Pemda Wakatobi Tak Anggarkan Transportasi JCH

TEGAS.CO,. WAKATOBI – Jika tahun sebelumnya, Pemerintah Kabupaten Wakatobi mengalokasikan dana transportasi bagi para Jamaah Calon Haji (JCH). Nampaknya, tahun ini tidak demikian.

JCH sebanyak 36 orang harus rela mengeluarkan Rp 6,3 juta perorang untuk ongkos transportasi mereka ke tempat asrama haji (Embarkasi) di Kota Makassar. Hal ini dibenarkan Kepala Kantor Kemenag Wakatobi, Muchtar.

“Ongkos biaya transportasi para jamaah haji keluar dari kantong pribadi masing-masing jemaah, disetorkan ke Kemenag,” ucapnya, Selasa (28/6/2022).

Biaya tersebut senilai Rp6,3 juta per jemaah, dengan total nilai Rp226,8 juta. Kendati demikian, ongkos transportasi jamaah tersebut di setor ke Kantor Kementerian Agama (Kemenag) melalui ketua rombongan haji.

Sementara, Kabag Kesra Wakatobi, La Ode Hadinari mengatakan, semula Pemda menganggarkan hal tersebut, tapi karena masih wabah COVID-19 sehingga anggaran tersebut digeser.

“Ada anggarannya tapi karena kondisi Covid bisa saja dialihkan ke program lain,” katanya.

Menanggapi hal tersebut, Wakil Ketua DPRD, La Ode Nasrullah mengatakan, dalam forum rapat tahu lalu, DPRD telah mengingatkan Pemda untuk kembali menganggarkan dana transportasi jamaah haji.

Dia katakan, alasannya DPRD memberi masukkan tersebut ke pemda, mengingat wabah Covid-19 telah mengalami penurunan meski saat itu keberangkatan jamaah haji belum dipastikan oleh Kemenag.

“Kasian Calon Jamaah Haji kita harus mengeluarkan dana pribadi tambahan untuk biaya transportasi mereka,” ungkapnya.

Sejurus, Ketua komisi I DPRD Wakatobi Arman Alini menyayangkan hal tersebut. Menurutnya, biaya transportasi yang dibebankan kepada Pemda merupakan wujud hadirnya pemerintah guna memberi kemudahan bagi para jamaah di daerah.

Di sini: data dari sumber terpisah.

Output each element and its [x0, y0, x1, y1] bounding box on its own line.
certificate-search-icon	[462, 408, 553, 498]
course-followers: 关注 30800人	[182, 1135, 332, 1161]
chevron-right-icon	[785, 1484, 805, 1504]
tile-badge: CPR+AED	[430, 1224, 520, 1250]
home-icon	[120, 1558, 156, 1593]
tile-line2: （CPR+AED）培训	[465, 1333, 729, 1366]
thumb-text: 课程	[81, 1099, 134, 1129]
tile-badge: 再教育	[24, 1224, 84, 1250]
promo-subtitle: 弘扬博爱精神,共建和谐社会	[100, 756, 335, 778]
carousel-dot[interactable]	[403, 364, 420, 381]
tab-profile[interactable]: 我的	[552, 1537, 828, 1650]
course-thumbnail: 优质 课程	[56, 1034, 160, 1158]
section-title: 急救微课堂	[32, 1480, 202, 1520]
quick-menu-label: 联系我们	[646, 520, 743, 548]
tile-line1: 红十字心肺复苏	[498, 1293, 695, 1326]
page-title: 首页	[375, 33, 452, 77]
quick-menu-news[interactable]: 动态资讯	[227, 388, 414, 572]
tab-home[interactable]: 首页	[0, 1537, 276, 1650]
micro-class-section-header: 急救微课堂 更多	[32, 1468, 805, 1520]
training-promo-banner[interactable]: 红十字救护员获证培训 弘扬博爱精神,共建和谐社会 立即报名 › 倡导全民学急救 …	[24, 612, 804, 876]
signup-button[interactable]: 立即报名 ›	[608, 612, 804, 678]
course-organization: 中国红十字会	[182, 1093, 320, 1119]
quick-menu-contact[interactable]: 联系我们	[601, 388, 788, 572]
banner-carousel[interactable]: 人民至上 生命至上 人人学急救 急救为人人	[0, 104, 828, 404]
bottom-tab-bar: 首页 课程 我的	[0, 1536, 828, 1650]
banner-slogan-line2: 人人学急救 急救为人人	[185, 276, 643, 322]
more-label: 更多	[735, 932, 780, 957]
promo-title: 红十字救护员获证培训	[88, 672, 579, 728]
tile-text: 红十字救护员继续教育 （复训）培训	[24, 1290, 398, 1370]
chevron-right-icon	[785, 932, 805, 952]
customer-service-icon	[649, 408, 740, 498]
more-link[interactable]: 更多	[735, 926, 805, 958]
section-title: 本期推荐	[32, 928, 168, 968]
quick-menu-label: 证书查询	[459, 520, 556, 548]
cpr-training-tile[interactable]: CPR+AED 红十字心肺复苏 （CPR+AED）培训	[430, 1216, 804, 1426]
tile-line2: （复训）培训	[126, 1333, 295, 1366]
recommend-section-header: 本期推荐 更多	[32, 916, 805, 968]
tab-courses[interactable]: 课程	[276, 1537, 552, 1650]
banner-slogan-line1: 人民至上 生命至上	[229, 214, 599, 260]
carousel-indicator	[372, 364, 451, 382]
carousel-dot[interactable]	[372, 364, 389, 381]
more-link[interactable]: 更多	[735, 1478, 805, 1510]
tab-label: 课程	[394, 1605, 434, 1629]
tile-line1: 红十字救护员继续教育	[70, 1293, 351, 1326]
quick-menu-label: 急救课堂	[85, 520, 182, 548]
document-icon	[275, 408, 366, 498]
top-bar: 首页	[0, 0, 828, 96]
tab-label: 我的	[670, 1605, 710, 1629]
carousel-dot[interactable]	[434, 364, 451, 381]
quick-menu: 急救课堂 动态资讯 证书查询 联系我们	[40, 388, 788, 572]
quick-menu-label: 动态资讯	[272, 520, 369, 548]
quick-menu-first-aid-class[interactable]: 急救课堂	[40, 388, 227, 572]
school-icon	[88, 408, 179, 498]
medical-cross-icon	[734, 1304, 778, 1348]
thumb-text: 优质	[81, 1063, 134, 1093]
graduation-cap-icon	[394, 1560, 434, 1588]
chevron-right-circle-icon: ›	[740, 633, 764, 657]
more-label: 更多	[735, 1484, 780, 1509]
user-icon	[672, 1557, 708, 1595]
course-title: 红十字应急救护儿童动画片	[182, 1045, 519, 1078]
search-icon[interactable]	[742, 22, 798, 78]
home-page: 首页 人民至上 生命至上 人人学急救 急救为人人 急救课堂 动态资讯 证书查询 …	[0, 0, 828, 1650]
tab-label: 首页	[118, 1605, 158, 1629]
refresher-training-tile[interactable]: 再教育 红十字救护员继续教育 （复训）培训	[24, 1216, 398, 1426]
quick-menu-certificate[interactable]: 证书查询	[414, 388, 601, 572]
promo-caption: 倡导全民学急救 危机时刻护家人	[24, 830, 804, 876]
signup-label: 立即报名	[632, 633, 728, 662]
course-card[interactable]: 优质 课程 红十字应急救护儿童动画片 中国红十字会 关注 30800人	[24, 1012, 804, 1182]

“Kita sayangkan. Karena tidak dianggarkan oleh Pemda Wakatobi jamaah haji harus membayar sendiri untuk bisa berangkat,” katanya.

Sebelumnya, Salah satu media online, Bupati Wakatobi Haliana, mengatakan akan menanggung biaya tiket kapal JCH Pulang Pergi (PP) Wanci-Kendari.

Hal itu disampaikan Haliana dalam bimbingan manasik haji tingkat Kabupaten Wakatobi, yang diselenggarakan di aula Kantor Kementerian Agama (Kemenag), Kecamatan Wangsel, Rabu (25/5/2022).

“CJH menggunakan kapal Wakatobi-Kendari saya jamin tiketnya. Dari saya, bukan Pemerintah Daerah (Pemda). Karena Pemda tidak menyiapkan anggarannya,” katanya.